Board members recently voted to raise the full-day kindergarten tuition to $2,200 per year from its current level of $2,006.
The 9.7-percent increase is effective for the 2009-2010 school year. The increase is expected to generate an estimated $57,000 of additional revenue in the 2009-2010 school year.
Besides increased all-day kindergarten tuition, Superintendent Terry Noble told board members that the administration this month would request a fee increase for early childhood enrollment.
“I think we need to move this (full-day kindergarten tuition) annually along with early childhood costs and fees as well,” Noble told the board in December. “In fact, we’ll be coming to you next month with a recommendation on early childhood.”
Chief Financial Officer Noel Knobloch said the district’s full-day kindergarten fees had been unchanged for the past three years.
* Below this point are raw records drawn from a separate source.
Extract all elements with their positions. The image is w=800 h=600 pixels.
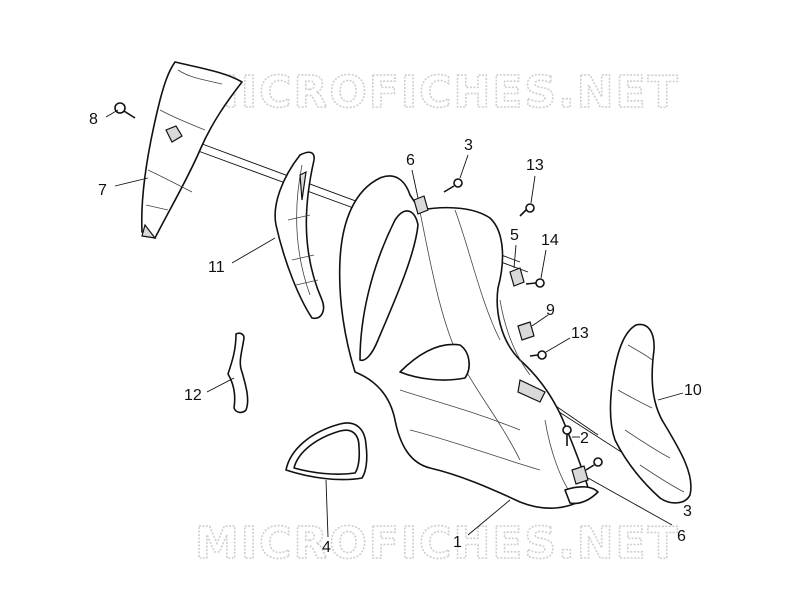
part-11-inner-trim: [274, 151, 325, 320]
part-12-rubber-strip: [227, 332, 249, 414]
leader-lines: [105, 109, 684, 538]
callout-2: 2: [580, 430, 589, 447]
callout-1: 1: [453, 534, 462, 551]
callout-13-top: 13: [526, 157, 544, 174]
callout-13-mid: 13: [571, 325, 589, 342]
part-5-clip: [509, 267, 525, 287]
callout-4: 4: [322, 539, 331, 556]
part-2-screw: [562, 425, 572, 446]
part-13-screw-top: [519, 203, 535, 217]
callout-14: 14: [541, 232, 559, 249]
part-3-screw-top: [443, 178, 463, 193]
callout-3-top: 3: [464, 137, 473, 154]
part-6-clip-bottom: [571, 465, 589, 485]
callout-6-bottom: 6: [677, 528, 686, 545]
callout-11: 11: [208, 259, 225, 276]
part-4-gasket-ring: [285, 422, 368, 481]
part-14-screw: [525, 278, 545, 288]
callout-9: 9: [546, 302, 555, 319]
part-9-clip: [517, 321, 535, 341]
part-13-screw-mid: [529, 350, 547, 360]
callout-7: 7: [98, 182, 107, 199]
callout-3-bottom: 3: [683, 503, 692, 520]
part-1-front-shield: [338, 175, 599, 509]
part-7-side-panel: [140, 61, 243, 239]
watermark-top: MICROFICHES.NET: [195, 67, 680, 118]
callout-6-top: 6: [406, 152, 415, 169]
part-6-clip-top: [413, 195, 429, 215]
callout-8: 8: [89, 111, 98, 128]
part-10-side-panel: [609, 323, 692, 504]
watermark-bottom: MICROFICHES.NET: [195, 518, 680, 569]
part-3-screw-bottom: [585, 457, 603, 471]
callout-12: 12: [184, 387, 202, 404]
callout-5: 5: [510, 227, 519, 244]
callout-10: 10: [684, 382, 702, 399]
Though Mehlville’s annual tuition for all-day kindergarten will climb in the next school year, district officials note that it will remain cheaper than other nearby districts’ fees for full-day kindergarten.
Annual full-day kindergarten fees are $3,600 in Kirkwood, $3,520 in Parkway, $3,500 in Webster Groves and $3,450 in Rockwood, according to Knobloch. Mehlville currently has an estimated 275 to 300 pupils enrolled in full-day kindergarten.
Knobloch said while he believes a tuition increase is needed, district officials are proud of the fact that Mehlville’s full-day kindergarten tuition is less than other districts.
“I think we’ve tried to keep ours as low as possible so that if you get them too high, you’ll have people not come because they can’t afford it either,” Knobloch said. “So it’s kind of a guessing game as to where your point of diminishing returns are …
“This doesn’t cover the cost. But it does help to bring some of it. So I think it’s just a policy that the board needs to tell us which direction we need to go. I think not upping it for three years in a row puts us in a negative situation, if you will. So I think if we take a look at it and did a little bit each year, we can at least get a little bit closer. I certainly wouldn’t recommend going as high as $3,500 or $3,600 because I think then you’d lose some of the people who couldn’t afford it. So you’re better off keeping it more affordable.”
Board President Tom Diehl reminded the board that during the district’s public-engagement program in 2007 and 2008, free full-day kindergarten was one of the community’s recommendations.
The district’s long-range plan formed through COMPASS — Charting the Oakville-Mehlville Path to Advance Successful Schools — shows that free all-day kindergarten is included in the first of four proposed funding phases of improvement.
“That would be an ultimate goal,” Knobloch said. “I know Fox, which is a neighboring district, does have full-day kindergarten at no cost.”